Increased risk of bleeding with aspirin, NSAIDs, warfarin, ticlopidine, other anticoagulants, atypical antipsychotics and phenothiazines. May increase plasma concentrations of narrow therapeutic index drugs (e.g. theophylline, tacrine, methadone, mexiletine, phenytoin, carbamazepine, ciclosporin), TCAs (e.g. amitriptyline, clomipramine, imipramine), neuroleptics (e.g. clozapine, olanzapine, quetiapine), oxidatively metabolised benzodiazepines (e.g. triazolam, midazolam, alprazolam, diazepam), ropinirole, propranolol, warfarin. Increased risk of hyponatraemia with diuretics. Potentially Fatal: Increased risk of serotonin syndrome with triptans, fentanyl, lithium, tramadol, tryptophan, MAOIs, linezolid, IV methylene blue. May increase serum concentration of pimozide, tizanidine. May increase plasma concentration and risk of QTc prolongation/Torsade de Pointes of terfenadine, astemizole, cisapride, thioridazine.

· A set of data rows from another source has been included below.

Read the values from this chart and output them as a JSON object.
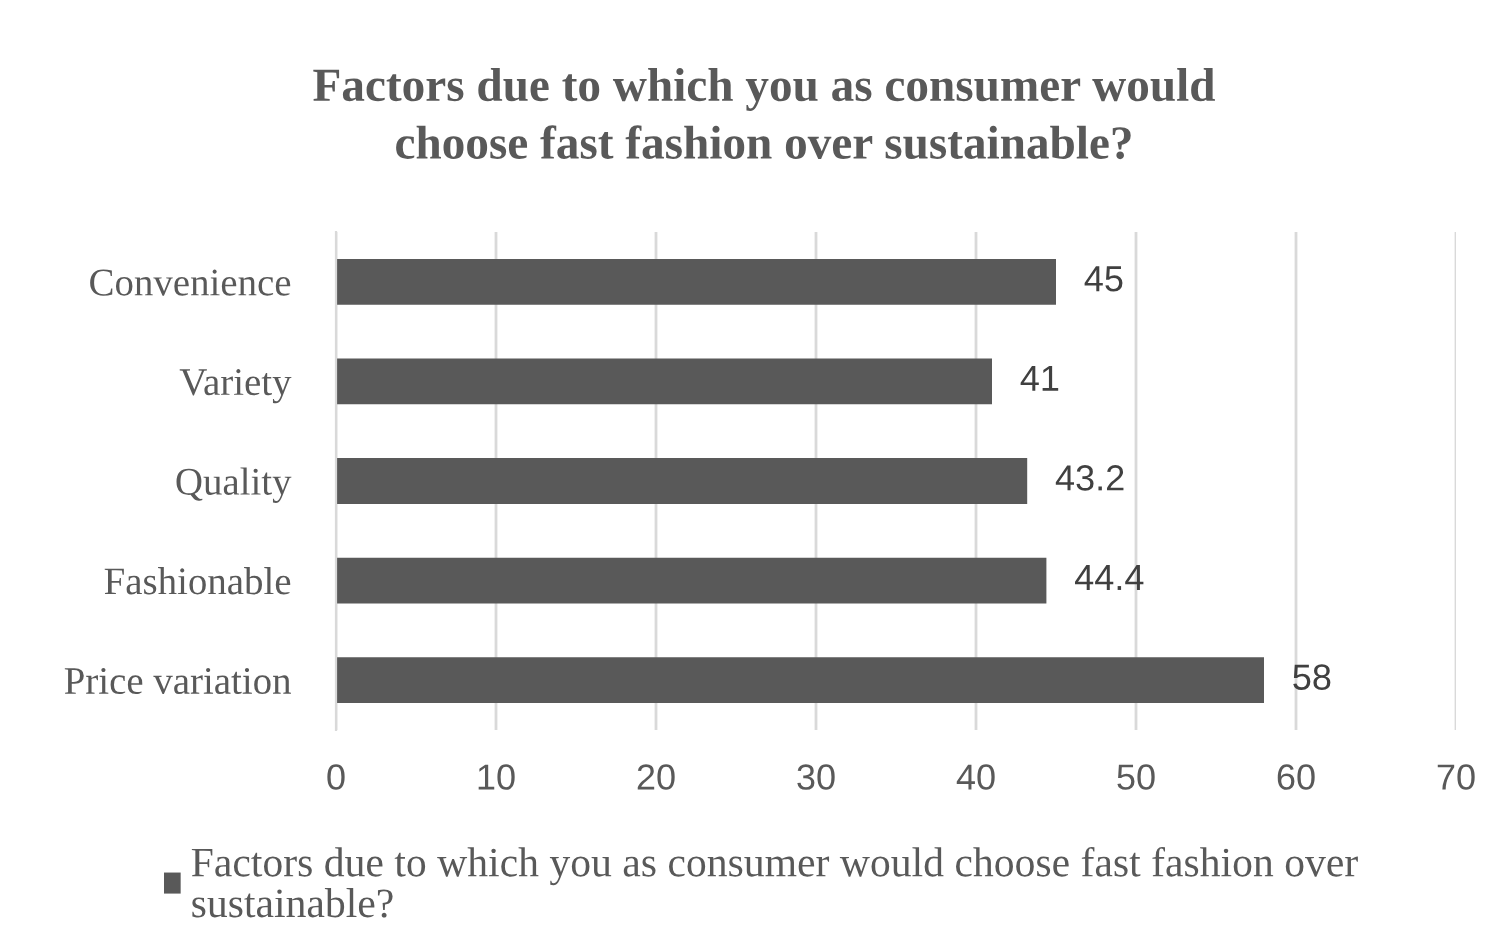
{
  "chart_data": {
    "type": "bar",
    "orientation": "horizontal",
    "title": "Factors due to which you as consumer would choose fast fashion over sustainable?",
    "categories": [
      "Convenience",
      "Variety",
      "Quality",
      "Fashionable",
      "Price variation"
    ],
    "series": [
      {
        "name": "Factors due to which you as consumer would choose fast fashion over sustainable?",
        "color": "#595959",
        "values": [
          45,
          41,
          43.2,
          44.4,
          58
        ]
      }
    ],
    "xlim": [
      0,
      70
    ],
    "xticks": [
      0,
      10,
      20,
      30,
      40,
      50,
      60,
      70
    ],
    "grid": "x",
    "legend": "bottom",
    "data_labels": true
  }
}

Increased risk of serotonin syndrome with St. John’s wort. Increased risk of psychomotor impairment with alcohol. May increase plasma levels of caffeine.
Description: Fluvoxamine, an aralkylketone derivative, selectively inhibits serotonin re-uptake in CNS neuron with minimal or no effect on norepinephrine or dopamine re-uptake. Onset: Depression: 4-8 weeks. Obsessive-compulsive disorder: 8-12 weeks. Pharmacokinetics: Absorption: Readily and completely absorbed from the gastrointestinal tract. Bioavailability: 53% (immediate-release); 84% (extended-release). Time to peak plasma concentration: 3-8 hours. Distribution: Widely distributed into the body. Crosses placenta and enters breastmilk. Volume of distribution: Approx 25 L/kg. Plasma protein binding: Approx 80%, mainly to albumin. Metabolism: Extensively metabolised in the liver via oxidative demethylation and deamination primarily by CYP2D6 isoenzyme to inactive metabolites. Excretion: Mainly via urine (approx 85% as metabolites; approx 2% as unchanged drug). Elimination half-life: Approx 14-16 hours.
N06AB08 - fluvoxamine ; Belongs to the class of selective serotonin reuptake inhibitors. Used in the management of depression.